Fabrizio Bocchino (Gruppo Misto): «La stagnazione si combatte investendo in ricerca e pubblica istruzione»
di Adalgisa Marrocco
Una buona scuola diversa, maggiore attenzione a ricerca ed innovazione, investimenti nel settore sviluppo per uscire dalla stagnazione. Di questo ed altro abbiamo parlato col Senatore Fabrizio Bocchino (Gruppo Misto), vicepresidente della VII Commissione Permanente Istruzione Pubblica e Beni Culturali e ricercatore astrofisico.
– Lei è vicepresidente della Commissione Istruzione Pubblica e Beni Culturali. Al di là degli annunci renziani, quale dovrebbe essere la #buonascuola?
La buona scuola deve basarsi su un modello completamente diverso da quello attuale. Si tratta innanzitutto di un problema di finanziamenti. Gli insegnanti sono sempre più sminuiti in qualità di lavoratori e molte materie sono state messe da parte. Il problema assunzionale della scuola italiana non si risolve semplicisticamente: bisogna collegare domanda e offerta, mentre gli attuali stanziamenti promessi dal governo non bastano a colmare la serie di lacune di cui il sistema soffre. Il problema della mancata stabilizzazione nella pubblica istruzione doveva già essere risolto da anni, infatti molti sembrano dimenticare il problema dei precari storici. Poi, ci sono gli studenti col loro diritto e dovere allo studio, che dovrebbe essere incentivato e garantito dalla riforma.
– Parlando di scuola non si può fare a meno di citare Università e Ricerca: l’Italia è considerato il Paese delle eccellenze non incoraggiate. Su questo fronte, quali sono le prospettive?
Se si continua su questa falsa riga, credo che presto perderemo anche il primato delle eccellenze. Nonostante le statistiche mondiali parlino chiaro e testimonino quanto i ricercatori italiani, sia coloro che partono che quelli che rimangono nel nostro Paese, siano il fulcro della ricerca internazionale, le prospettive non sono affatto rosee. Viviamo di “un’eccellenza di rendita”, accumulata grazie al sacrificio intellettuale dei nostri fiori all’occhiello, ma il beneficio non potrà durare in eterno se non si provvederà a risolvere il duplice problema che attanaglia il mondo della ricerca nostrana: la carenza di investimenti e l’eccessiva burocratizzazione. Le “menti in fuga” saranno destinate ad aumentare, quelli che rimangono si troveranno sempre più in difficoltà nel portare avanti la propria attività perché non c’è meritocrazia e gli incentivi mancano, su ogni fronte.
– In quanto esponente del Gruppo Misto, quali sono i suoi propositi di risposta al governo Renzi per l’anno appena iniziato?

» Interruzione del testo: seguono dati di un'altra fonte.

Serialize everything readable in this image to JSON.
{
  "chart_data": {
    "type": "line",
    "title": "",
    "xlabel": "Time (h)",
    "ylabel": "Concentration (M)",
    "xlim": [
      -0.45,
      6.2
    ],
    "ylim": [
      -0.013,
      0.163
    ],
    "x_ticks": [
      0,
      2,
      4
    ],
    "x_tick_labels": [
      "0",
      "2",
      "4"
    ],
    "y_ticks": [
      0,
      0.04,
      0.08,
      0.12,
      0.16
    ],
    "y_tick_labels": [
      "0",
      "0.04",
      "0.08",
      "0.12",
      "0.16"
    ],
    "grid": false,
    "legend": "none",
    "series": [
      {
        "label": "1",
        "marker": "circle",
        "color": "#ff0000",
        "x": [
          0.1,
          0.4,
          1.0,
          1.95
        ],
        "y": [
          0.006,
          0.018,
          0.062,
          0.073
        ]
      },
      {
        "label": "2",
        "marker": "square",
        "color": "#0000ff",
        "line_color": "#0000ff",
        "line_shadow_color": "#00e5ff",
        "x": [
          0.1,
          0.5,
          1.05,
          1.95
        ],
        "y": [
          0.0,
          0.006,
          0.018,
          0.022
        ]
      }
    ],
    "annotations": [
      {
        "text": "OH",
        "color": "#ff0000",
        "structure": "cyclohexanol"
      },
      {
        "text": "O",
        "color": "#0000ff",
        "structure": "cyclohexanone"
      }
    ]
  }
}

Siamo ben consapevoli che fin quando non sarà messo in campo un nuovo modello di Paese, che investe in ricerca ed innovazione anche sforando i vincoli europei sull’esempio di altri Paesi comunitari, non potrà esserci reale cambiamento. Bisogna ripensare ogni cosa, ripartire da questo tipo di investimenti perché, non sono soltanto funzionali a riqualificare il sistema scolastico ma potranno contribuire anche a portarci fuori dalla crisi. Ci sono studi internazionali che illustrano come nei periodi di crisi economica, la ricetta per il risanamento sia proprio l’uso della spesa pubblica per le opere pubbliche e per l’innovazione. Per quanto riguarda l’anno appena iniziato, non credo che un discorso del genere verrà portato avanti dal governo: la Finanziaria che abbiamo discusso nelle scorse settimane al Senato non presenta alcun punto affine a quanto da me auspicato. Penso che, fin quando la maggioranza rimarrà quella attuale, continuerà a mancare il coraggio, anche di fronte all’Europa. Questo governo non sarà mai in grado di fare scelte drastiche, come quella di sforare i vincoli imposti dalle politiche comunitarie. Questo coraggio dovrebbe essere trovato, tenendo in considerazione il rilancio del Paese attraverso l’aumento della spesa pubblica ai fini della ricerca e dello sviluppo, scelta che contribuirebbe anche a risolvere il problema occupazionale. Costruire un Jobs Act mirato ad incrementare la flessibilità in uscita non fornirà più posti di lavoro. Come ci dimostrano statistiche comparative inerenti le politiche del lavoro dei vari Paesi UE, la flessibilità in uscita non combatte la disoccupazione, ma soltanto l’istruzione e l’innovazione possono contrastare la stagnazione.